Üçüncü olası senaryo ise, başka, bağımsız bir sürecin hem jeomanyetik alanı hem de oksijen seviyelerini zaman içinde aynı yönde itmesidir. Çalışmanın yazarları bu sürecin ne olabileceğini henüz bilmiyor, ancak her iki veri setinde de gözlemlenen bir yükseliş bu sorunun cevabını barındırabilir.
Çok cazip bir mekanizma
Bu yükseliş, yaklaşık 320 milyon yıl önce oluşan ve yaklaşık 195 milyon yıl önce parçalanan antik süper kıta Pangea'nın varlığıyla çakışıyor. Süper kıtaların dahil olduğu devasa tektonik yeniden düzenlemeler nedeniyle, süper kıtalar Dünya'nın manyetik alanı ile oksijen seviyeleri arasındaki kayıp halka olabilir.
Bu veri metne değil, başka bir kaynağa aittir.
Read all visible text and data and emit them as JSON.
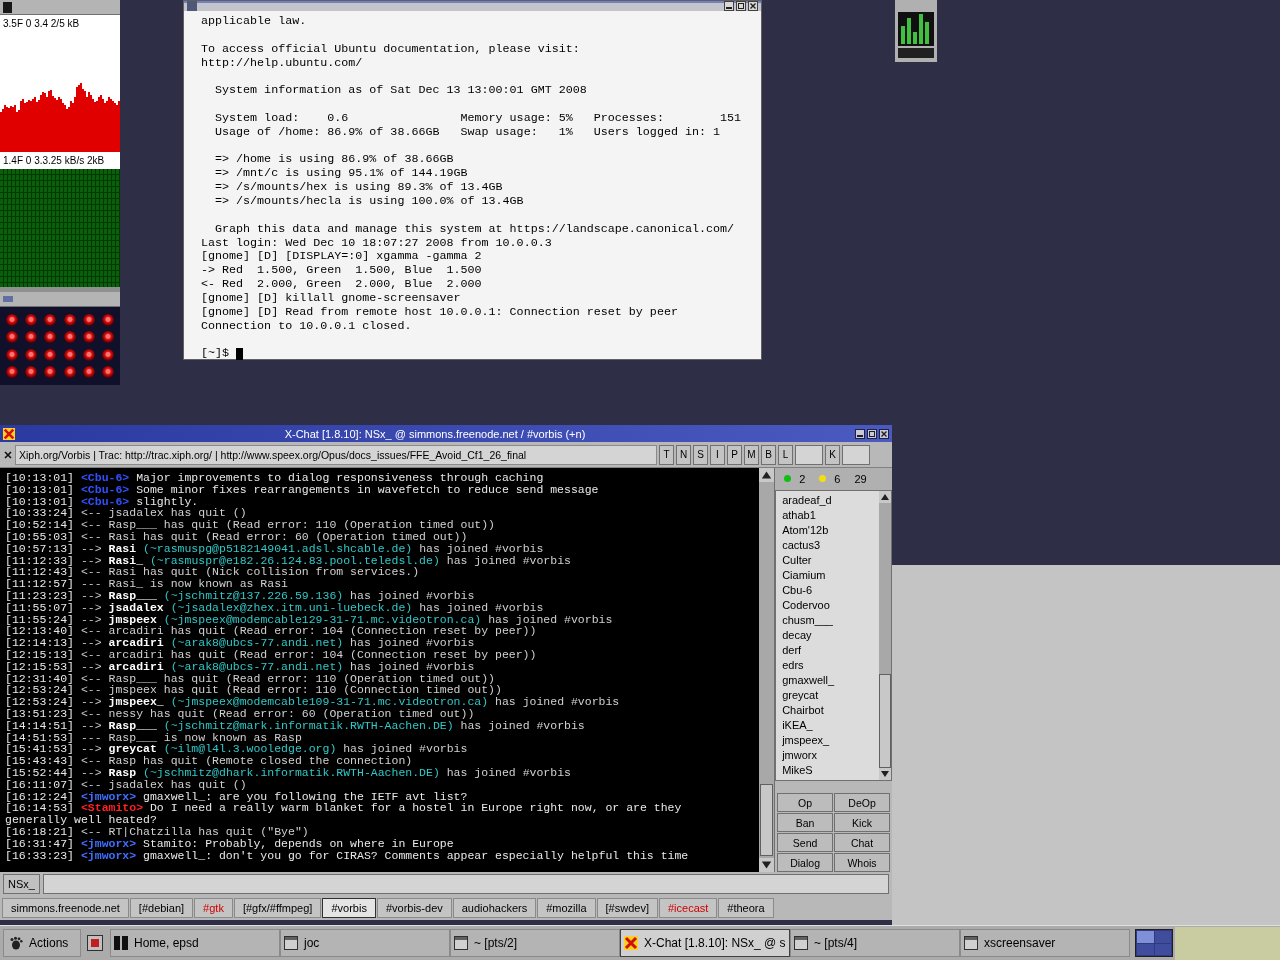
{
  "monitor_widget": {
    "graphs": [
      {
        "kind": "traffic",
        "reading": "3.5F 0 3.4 2/5 kB"
      },
      {
        "kind": "load",
        "reading": "1.4F 0 3.3.25 kB/s 2kB"
      }
    ]
  },
  "terminal": {
    "blocks": [
      [
        "applicable law."
      ],
      [
        "To access official Ubuntu documentation, please visit:",
        "http://help.ubuntu.com/"
      ],
      [
        "  System information as of Sat Dec 13 13:00:01 GMT 2008"
      ],
      [
        "  System load:    0.6                Memory usage: 5%   Processes:        151",
        "  Usage of /home: 86.9% of 38.66GB   Swap usage:   1%   Users logged in: 1"
      ],
      [
        "  => /home is using 86.9% of 38.66GB",
        "  => /mnt/c is using 95.1% of 144.19GB",
        "  => /s/mounts/hex is using 89.3% of 13.4GB",
        "  => /s/mounts/hecla is using 100.0% of 13.4GB"
      ],
      [
        "  Graph this data and manage this system at https://landscape.canonical.com/",
        "Last login: Wed Dec 10 18:07:27 2008 from 10.0.0.3",
        "[gnome] [D] [DISPLAY=:0] xgamma -gamma 2",
        "-> Red  1.500, Green  1.500, Blue  1.500",
        "<- Red  2.000, Green  2.000, Blue  2.000",
        "[gnome] [D] killall gnome-screensaver",
        "[gnome] [D] Read from remote host 10.0.0.1: Connection reset by peer",
        "Connection to 10.0.0.1 closed."
      ]
    ],
    "prompt": "[~]$"
  },
  "irc": {
    "title": "X-Chat [1.8.10]: NSx_ @ simmons.freenode.net / #vorbis (+n)",
    "topic": "Xiph.org/Vorbis | Trac: http://trac.xiph.org/ | http://www.speex.org/Opus/docs_issues/FFE_Avoid_Cf1_26_final",
    "mode_buttons": [
      {
        "label": "T",
        "kind": "toggle"
      },
      {
        "label": "N",
        "kind": "toggle"
      },
      {
        "label": "S",
        "kind": "toggle"
      },
      {
        "label": "I",
        "kind": "toggle"
      },
      {
        "label": "P",
        "kind": "toggle"
      },
      {
        "label": "M",
        "kind": "toggle"
      },
      {
        "label": "B",
        "kind": "toggle"
      },
      {
        "label": "L",
        "kind": "entry"
      },
      {
        "label": "K",
        "kind": "entry"
      }
    ],
    "messages": [
      {
        "kind": "say",
        "time": "[10:13:01]",
        "nick": "<Cbu-6>",
        "color": "#3050ff",
        "text": "Major improvements to dialog responsiveness through caching"
      },
      {
        "kind": "say",
        "time": "[10:13:01]",
        "nick": "<Cbu-6>",
        "color": "#3050ff",
        "text": "Some minor fixes rearrangements in wavefetch to reduce send message"
      },
      {
        "kind": "say",
        "time": "[10:13:01]",
        "nick": "<Cbu-6>",
        "color": "#3050ff",
        "text": "slightly."
      },
      {
        "kind": "event",
        "time": "[10:33:24]",
        "arrow": "<--",
        "text": "jsadalex has quit ()"
      },
      {
        "kind": "event",
        "time": "[10:52:14]",
        "arrow": "<--",
        "text": "Rasp___ has quit (Read error: 110 (Operation timed out))"
      },
      {
        "kind": "event",
        "time": "[10:55:03]",
        "arrow": "<--",
        "text": "Rasi has quit (Read error: 60 (Operation timed out))"
      },
      {
        "kind": "join",
        "time": "[10:57:13]",
        "arrow": "-->",
        "nick": "Rasi",
        "host": "(~rasmuspg@p5182149041.adsl.shcable.de)",
        "text": "has joined #vorbis"
      },
      {
        "kind": "join",
        "time": "[11:12:33]",
        "arrow": "-->",
        "nick": "Rasi_",
        "host": "(~rasmuspr@e182.26.124.83.pool.teledsl.de)",
        "text": "has joined #vorbis"
      },
      {
        "kind": "event",
        "time": "[11:12:43]",
        "arrow": "<--",
        "text": "Rasi has quit (Nick collision from services.)"
      },
      {
        "kind": "event",
        "time": "[11:12:57]",
        "arrow": "---",
        "text": "Rasi_ is now known as Rasi"
      },
      {
        "kind": "join",
        "time": "[11:23:23]",
        "arrow": "-->",
        "nick": "Rasp___",
        "host": "(~jschmitz@137.226.59.136)",
        "text": "has joined #vorbis"
      },
      {
        "kind": "join",
        "time": "[11:55:07]",
        "arrow": "-->",
        "nick": "jsadalex",
        "host": "(~jsadalex@zhex.itm.uni-luebeck.de)",
        "text": "has joined #vorbis"
      },
      {
        "kind": "join",
        "time": "[11:55:24]",
        "arrow": "-->",
        "nick": "jmspeex",
        "host": "(~jmspeex@modemcable129-31-71.mc.videotron.ca)",
        "text": "has joined #vorbis"
      },
      {
        "kind": "event",
        "time": "[12:13:40]",
        "arrow": "<--",
        "text": "arcadiri has quit (Read error: 104 (Connection reset by peer))"
      },
      {
        "kind": "join",
        "time": "[12:14:13]",
        "arrow": "-->",
        "nick": "arcadiri",
        "host": "(~arak8@ubcs-77.andi.net)",
        "text": "has joined #vorbis"
      },
      {
        "kind": "event",
        "time": "[12:15:13]",
        "arrow": "<--",
        "text": "arcadiri has quit (Read error: 104 (Connection reset by peer))"
      },
      {
        "kind": "join",
        "time": "[12:15:53]",
        "arrow": "-->",
        "nick": "arcadiri",
        "host": "(~arak8@ubcs-77.andi.net)",
        "text": "has joined #vorbis"
      },
      {
        "kind": "event",
        "time": "[12:31:40]",
        "arrow": "<--",
        "text": "Rasp___ has quit (Read error: 110 (Operation timed out))"
      },
      {
        "kind": "event",
        "time": "[12:53:24]",
        "arrow": "<--",
        "text": "jmspeex has quit (Read error: 110 (Connection timed out))"
      },
      {
        "kind": "join",
        "time": "[12:53:24]",
        "arrow": "-->",
        "nick": "jmspeex_",
        "host": "(~jmspeex@modemcable109-31-71.mc.videotron.ca)",
        "text": "has joined #vorbis"
      },
      {
        "kind": "event",
        "time": "[13:51:23]",
        "arrow": "<--",
        "text": "nessy has quit (Read error: 60 (Operation timed out))"
      },
      {
        "kind": "join",
        "time": "[14:14:51]",
        "arrow": "-->",
        "nick": "Rasp___",
        "host": "(~jschmitz@mark.informatik.RWTH-Aachen.DE)",
        "text": "has joined #vorbis"
      },
      {
        "kind": "event",
        "time": "[14:51:53]",
        "arrow": "---",
        "text": "Rasp___ is now known as Rasp"
      },
      {
        "kind": "join",
        "time": "[15:41:53]",
        "arrow": "-->",
        "nick": "greycat",
        "host": "(~ilm@l4l.3.wooledge.org)",
        "text": "has joined #vorbis"
      },
      {
        "kind": "event",
        "time": "[15:43:43]",
        "arrow": "<--",
        "text": "Rasp has quit (Remote closed the connection)"
      },
      {
        "kind": "join",
        "time": "[15:52:44]",
        "arrow": "-->",
        "nick": "Rasp",
        "host": "(~jschmitz@dhark.informatik.RWTH-Aachen.DE)",
        "text": "has joined #vorbis"
      },
      {
        "kind": "event",
        "time": "[16:11:07]",
        "arrow": "<--",
        "text": "jsadalex has quit ()"
      },
      {
        "kind": "say",
        "time": "[16:12:24]",
        "nick": "<jmworx>",
        "color": "#4070ff",
        "text": "gmaxwell_: are you following the IETF avt list?"
      },
      {
        "kind": "say",
        "time": "[16:14:53]",
        "nick": "<Stamito>",
        "color": "#ff2020",
        "text": "Do I need a really warm blanket for a hostel in Europe right now, or are they",
        "continuation": "generally well heated?"
      },
      {
        "kind": "event",
        "time": "[16:18:21]",
        "arrow": "<--",
        "text": "RT|Chatzilla has quit (\"Bye\")"
      },
      {
        "kind": "say",
        "time": "[16:31:47]",
        "nick": "<jmworx>",
        "color": "#4070ff",
        "text": "Stamito: Probably, depends on where in Europe"
      },
      {
        "kind": "say",
        "time": "[16:33:23]",
        "nick": "<jmworx>",
        "color": "#4070ff",
        "text": "gmaxwell_: don't you go for CIRAS? Comments appear especially helpful this time"
      }
    ],
    "user_counts": [
      {
        "kind": "op",
        "text": "2"
      },
      {
        "kind": "voice",
        "text": "6"
      },
      {
        "kind": "total",
        "text": "29"
      }
    ],
    "nicks": [
      "aradeaf_d",
      "athab1",
      "Atom'12b",
      "cactus3",
      "Culter",
      "Ciamium",
      "Cbu-6",
      "Codervoo",
      "chusm___",
      "decay",
      "derf",
      "edrs",
      "gmaxwell_",
      "greycat",
      "Chairbot",
      "iKEA_",
      "jmspeex_",
      "jmworx",
      "MikeS"
    ],
    "user_buttons": [
      "Op",
      "DeOp",
      "Ban",
      "Kick",
      "Send",
      "Chat",
      "Dialog",
      "Whois"
    ],
    "nick_button": "NSx_",
    "channel_tabs": [
      {
        "label": "simmons.freenode.net",
        "selected": false,
        "highlighted": false
      },
      {
        "label": "[#debian]",
        "selected": false,
        "highlighted": false
      },
      {
        "label": "#gtk",
        "selected": false,
        "highlighted": true
      },
      {
        "label": "[#gfx/#ffmpeg]",
        "selected": false,
        "highlighted": false
      },
      {
        "label": "#vorbis",
        "selected": true,
        "highlighted": false
      },
      {
        "label": "#vorbis-dev",
        "selected": false,
        "highlighted": false
      },
      {
        "label": "audiohackers",
        "selected": false,
        "highlighted": false
      },
      {
        "label": "#mozilla",
        "selected": false,
        "highlighted": false
      },
      {
        "label": "[#swdev]",
        "selected": false,
        "highlighted": false
      },
      {
        "label": "#icecast",
        "selected": false,
        "highlighted": true
      },
      {
        "label": "#theora",
        "selected": false,
        "highlighted": false
      }
    ]
  },
  "taskbar": {
    "menu": "Actions",
    "tasks": [
      {
        "label": "Home, epsd",
        "kind": "terminal",
        "selected": false
      },
      {
        "label": "joc",
        "kind": "window",
        "selected": false
      },
      {
        "label": "~ [pts/2]",
        "kind": "window",
        "selected": false
      },
      {
        "label": "X-Chat [1.8.10]: NSx_ @ s",
        "kind": "chat",
        "selected": true
      },
      {
        "label": "~ [pts/4]",
        "kind": "window",
        "selected": false
      },
      {
        "label": "xscreensaver",
        "kind": "window",
        "selected": false
      }
    ],
    "workspaces": [
      {
        "selected": true
      },
      {
        "selected": false
      },
      {
        "selected": false
      },
      {
        "selected": false
      }
    ]
  }
}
Ancak bu yöndeki kanıtların şu an için çok sınırlı olduğu belirtiliyor. Araştırmacılar, bu fikrin peşinden gitmek için "çok cazip bir mekanizma" olduğunu düşünüyorlar, ancak sağlam veriye sadece Pangea için sahip oldukları, ondan önceki süper kıtalar için yeterli verinin bulunmadığı için bu konuyu makalelerinde güçlü bir şekilde vurgulamadıklarını söylüyorlar.
Diğer süper kıtalar zamanında da oksijen ve manyetik alan arasında gözle görülür bir korelasyon varmış gibi görünüyor. Ancak, 540 milyon yıldan daha geriye giden oksijen verisi güvenilir olmadığı için, daha önceki dönemler ve geçmiş süper kıtalar için kesin bir sonuca varılamıyor.
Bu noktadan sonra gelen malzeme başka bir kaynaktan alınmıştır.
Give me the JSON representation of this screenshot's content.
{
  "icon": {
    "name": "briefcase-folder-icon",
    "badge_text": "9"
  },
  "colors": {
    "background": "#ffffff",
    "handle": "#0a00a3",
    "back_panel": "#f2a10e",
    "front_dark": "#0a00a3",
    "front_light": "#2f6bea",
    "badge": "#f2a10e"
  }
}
Bilim insanları, bir sonraki adım olarak jeomanyetik alan ve oksijen seviyeleriyle bağlantılı olabilecek diğer jeofiziksel ve jeokimyasal faktörleri aramaya başladılar. Bu süreçte, farklı disiplenlerden bilim insanları arasındaki iletişimin ve işbirliğinin büyük önem taşıdığını vurguluyorlar. "Tek bir zihin, Dünya'nın tüm sistemini kavrayamaz" diyen araştırmacılar, kendilerini legolarla oynayan çocuklara benzetiyor: Herkesin elinde ayrı bir lego parçası var ve büyük resmi görmek için hepsini bir araya getirmeye çalışıyorlar.